Прочитав статью, Виртуоз удивленно взглянул на Рема:
— Что тебя здесь поразило? Обычный апокриф. Их много появляется — и о Романове, и о детях Сталина, и о смерти Юрия Гагарина. Россия — страна апокрифов. Русский человек не верит официальной истории и создает свою, подпольную историю. Я даже думал издать том альтернативной истории, как ее пишет русское катакомбное сознание. Там может быть такая глава: «Самозванец как недостижимый идеал русских представлений о власти».
— Слушай, Илларион, а ты не мог бы этим заняться? — Рем кивнул на газету.
— Чем, прости, заняться?
— Я и сам не знаю. — Рем рассеянно смотрел в окно, где круглились мятые золотые яблоки на древе русского познания добра и зла. — Как бы тебе сказать… Наш друг Виктор Викторович Долголетов, он ведь у нас Духовный Лидер. Благодаря твоим технологиям его Духовный авторитет уравновешивает мой президентский статус и делает наши властные потенциалы равнозначными. Но его авторитет неуклонно падает, его духовная власть тает, ибо придумана тобой. Это ты из своих легких надышал вокруг него атмосферу, но она улетучивается.
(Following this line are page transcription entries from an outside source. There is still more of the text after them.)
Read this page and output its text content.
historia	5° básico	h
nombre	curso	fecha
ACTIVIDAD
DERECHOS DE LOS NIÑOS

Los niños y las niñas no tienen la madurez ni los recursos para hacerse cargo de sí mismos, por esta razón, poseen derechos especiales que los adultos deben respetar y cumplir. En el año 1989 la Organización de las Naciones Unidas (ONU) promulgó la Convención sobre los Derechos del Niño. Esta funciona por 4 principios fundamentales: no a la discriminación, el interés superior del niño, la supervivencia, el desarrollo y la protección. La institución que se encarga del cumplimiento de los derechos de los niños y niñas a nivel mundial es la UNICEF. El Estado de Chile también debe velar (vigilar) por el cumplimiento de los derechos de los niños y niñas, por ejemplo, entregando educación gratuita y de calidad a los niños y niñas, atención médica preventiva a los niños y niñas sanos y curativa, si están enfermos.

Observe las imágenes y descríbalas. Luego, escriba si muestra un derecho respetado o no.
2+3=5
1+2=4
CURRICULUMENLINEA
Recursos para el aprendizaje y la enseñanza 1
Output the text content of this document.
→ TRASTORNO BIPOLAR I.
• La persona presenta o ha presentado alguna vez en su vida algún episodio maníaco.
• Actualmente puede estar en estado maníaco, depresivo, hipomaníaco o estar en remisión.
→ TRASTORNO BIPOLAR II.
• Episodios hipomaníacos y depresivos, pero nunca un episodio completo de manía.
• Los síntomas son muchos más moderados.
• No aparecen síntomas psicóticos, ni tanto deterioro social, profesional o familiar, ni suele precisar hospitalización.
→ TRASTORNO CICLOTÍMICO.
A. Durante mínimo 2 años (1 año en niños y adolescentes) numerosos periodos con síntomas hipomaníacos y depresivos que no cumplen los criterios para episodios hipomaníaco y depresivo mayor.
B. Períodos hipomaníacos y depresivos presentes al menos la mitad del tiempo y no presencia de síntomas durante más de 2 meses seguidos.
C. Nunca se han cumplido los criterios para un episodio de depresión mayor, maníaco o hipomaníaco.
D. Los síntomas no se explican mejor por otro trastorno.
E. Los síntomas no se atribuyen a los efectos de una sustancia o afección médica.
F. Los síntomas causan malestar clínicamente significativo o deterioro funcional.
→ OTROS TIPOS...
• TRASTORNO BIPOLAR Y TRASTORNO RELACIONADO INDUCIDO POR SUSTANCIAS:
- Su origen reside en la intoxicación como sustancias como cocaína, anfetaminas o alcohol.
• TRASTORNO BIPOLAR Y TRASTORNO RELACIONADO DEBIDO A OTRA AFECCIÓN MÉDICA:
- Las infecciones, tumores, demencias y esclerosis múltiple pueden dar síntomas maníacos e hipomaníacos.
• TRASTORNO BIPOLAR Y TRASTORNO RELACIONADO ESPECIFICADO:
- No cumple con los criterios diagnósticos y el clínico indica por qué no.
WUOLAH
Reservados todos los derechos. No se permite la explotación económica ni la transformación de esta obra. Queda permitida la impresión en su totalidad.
Ибо планета «Долголетов» слишком мала, чтобы своей гравитацией удержать этот чудодейственный воздух. Мне нужно, чтобы Долголетов побыстрее потерял атмосферу. Если рядом с ним возникнет другой Духовный Лидер, другая фантастическая личность, окрашенная драмой русской истории, мученичеством, чудом и святостью. Если появится фигура, в которой люди увидят искупление ужасного века с революцией, Гражданской войной, страшной военной бойней. Если появится человек, несущий искупительную идею, благую весть о будущей России, то это и будет истинный Духовный Лидер, а от мнимого ничего не останется.
— Ты хочешь, чтобы я вырастил самозванца?
— Я тебя не неволю. Ты великий маэстро, великий Виртуоз. Я многим тебе обязан. Не мыслю себя без твоей поддержки. Но ты должен сделать выбор между мною и Долголетовым. Равновесие невозможно. Весы склоняются в мою сторону. Он добровольно ушел из Кремля, и его покинули «кремлевские духи». А я оказался в Кремле, и «кремлевские духи» питают меня своими сокровенными силами. Ты должен выбрать, Илларион.
Виртуоз смотрел в окно, за которым росло громадное дерево, уходящее корнями в бледное московское небо, опустившее крону к башням и соборам Кремля. На ветках вещего дерева качались золотые плоды, вкусив которые мудрец приобщался к божественным знаниям, а правитель становился помазанником. Плоды качались, ударяли один о другой, издавали звоны, от которых у Виртуоза кружилась голова. Казалось, стоит откусить золотую мякоть, ощутить на губах таинственную сладость, и откроется долгожданный путь в небо, распахнется лазурь, и в душу вольются необъятные смыслы, проникнут неизреченные знания об истинном устройстве Вселенной.
— Ты действительно этого хочешь? — слабо спросил Виртуоз.
— Не знаю… Здесь таятся большие возможности.
— Ты гениален.
— Здесь только мое предчувствие. Ты со своими методиками сможешь воплотить это в жизнь.
— Это опасно.
— Власть опасна. Никто не может сказать, как завершит свое правление властитель. Повезут ли его на лафете под звуки траурных маршей, среди рыдающих толп и склоненных знамен. Или сбросят с колокольни Ивана Великого, зарядят его трупом пушку, и выстрелят в сторону Москвы-реки.
— Ты гениален, Артур. Я буду думать… — Виртуоз поднялся, собираясь уйти.
— Подожди, у меня к тебе просьба, — остановил его Рем.
— Слушаю.
— Покажи мне эту заветную тибетскую позу «Скрипичный ключ».
— Ты знаешь об этой позе? Откуда? — изумился Виртуоз. Он хранил в тайне этот пластический иероглиф, входивший в инструментарий метафизической хирургии. Дважды он осуществлял магическую пересадку сердца — от Ельцина к Долголетову и от Долголетова к Лампадникову. Открыл сокровенную позу Долголетову, мосле чего тот вырвал сердце у Ельцина. Просьба Рема испугала его. Желая овладеть этой позой, Рем замышлял вырвать у Ромула сердце. — Откуда ты знаешь об этой позе?